Deep learning dependencies

Deep-learning based encoders like TextEncoder require installing optional dependencies to use them. The following will install torch, transformers, and sentence-transformers.

$ pip install skrub[transformers] -U

conda install -c conda-forge skrub

Deep learning dependencies

Deep-learning based encoders like TextEncoder require installing optional dependencies to use them. The following will install torch, transformers, and sentence-transformers.

$ conda install -c conda-forge skrub[transformers]

mamba install -c conda-forge skrub

Deep learning dependencies

Deep-learning based encoders like TextEncoder require installing optional dependencies to use them. The following will install torch, transformers, and sentence-transformers.

$ mamba install -c conda-forge skrub[transformers]

Advanced Usage for Contributors#

1. Fork the project#

To contribute to the project, you first need to fork skrub on GitHub.

That will enable you to push your commits to a branch on your fork.

2. Clone your fork#

Clone your forked repo to your local machine:

git clone https://github.com/<YOUR_USERNAME>/skrub
cd skrub

Next, add the upstream remote (i.e. the official skrub repository). This allows you to pull the latest changes from the main repository:

git remote add upstream https://github.com/skrub-data/skrub.git

Verify that both the origin (your fork) and upstream (official repo) are correctly set up:

git remote -v

You should see something like this:

origin  git@github.com:<YOUR_USERNAME>/skrub.git (fetch)
origin  git@github.com:<YOUR_USERNAME>/skrub.git (push)
upstream        git@github.com:skrub-data/skrub.git (fetch)
upstream        git@github.com:skrub-data/skrub.git (push)

3. Setup your environment#

Now, setup a development environment. You can set up a virtual environment with Conda, or with python’s venv:

conda create -n env_skrub python=3.13
conda activate env_skrub
python -m venv env_skrub
source env_skrub/bin/activate

Then, with the environment activated and at the root of your local copy of skrub, install the local package in editable mode with development dependencies:

pip install -e ".[dev, lint, test, doc]"

Enabling pre-commit hooks ensures code style consistency by triggering checks (mainly formatting) every time you run a git commit.

pre-commit install

Optionally, configure Git to ignore certain revisions in git blame and IDE integrations. These revisions are listed in .git-blame-ignore-revs:

git config blame.ignoreRevsFile .git-blame-ignore-revs

4. Run the tests#

To ensure your environment is correctly set up, run the test suite:

pytest --pyargs skrub

Testing should take about 5 minutes.

If you see some warnings like: .. code:: sh

UserWarning: Only pandas and polars DataFrames are supported, but input is a Numpy array. Please convert Numpy arrays to DataFrames before passing them to skrub transformers. Converting to pandas DataFrame with columns [‘0’, ‘1’, …].

warnings.warn(

This is expected, and you may proceed with the next steps without worrying about them. However, no tests should fail at this point: if they do fail, then let us know.

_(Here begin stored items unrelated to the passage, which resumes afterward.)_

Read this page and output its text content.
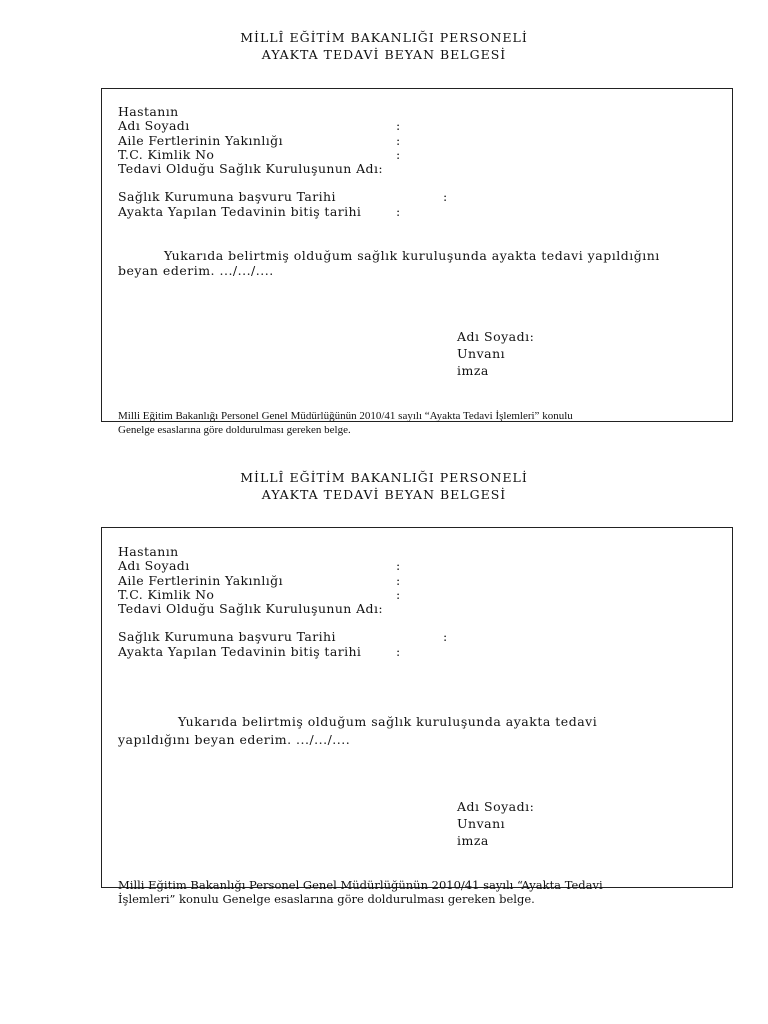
MİLLÎ EĞİTİM BAKANLIĞI PERSONELİ
AYAKTA TEDAVİ BEYAN BELGESİ
Hastanın
Adı Soyadı	:
Aile Fertlerinin Yakınlığı	:
T.C. Kimlik No	:
Tedavi Olduğu Sağlık Kuruluşunun Adı:
Sağlık Kurumuna başvuru Tarihi	:
Ayakta Yapılan Tedavinin bitiş tarihi	:
Yukarıda belirtmiş olduğum sağlık kuruluşunda ayakta tedavi yapıldığını
beyan ederim. .../.../....
Adı Soyadı:
Unvanı
imza
Milli Eğitim Bakanlığı Personel Genel Müdürlüğünün 2010/41 sayılı “Ayakta Tedavi İşlemleri” konulu
Genelge esaslarına göre doldurulması gereken belge.
MİLLÎ EĞİTİM BAKANLIĞI PERSONELİ
AYAKTA TEDAVİ BEYAN BELGESİ
Hastanın
Adı Soyadı	:
Aile Fertlerinin Yakınlığı	:
T.C. Kimlik No	:
Tedavi Olduğu Sağlık Kuruluşunun Adı:
Sağlık Kurumuna başvuru Tarihi	:
Ayakta Yapılan Tedavinin bitiş tarihi	:
Yukarıda belirtmiş olduğum sağlık kuruluşunda ayakta tedavi
yapıldığını beyan ederim. .../.../....
Adı Soyadı:
Unvanı
imza
Milli Eğitim Bakanlığı Personel Genel Müdürlüğünün 2010/41 sayılı “Ayakta Tedavi
İşlemleri” konulu Genelge esaslarına göre doldurulması gereken belge.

After that, your environment is ready for development!

Deep learning dependencies

Deep-learning based encoders like TextEncoder require installing optional dependencies to use them. The following will install torch, transformers, and sentence-transformers.

$ pip install -e ".[transformers]"

Now that you’re set up, you may return to writing your first pull request and start coding!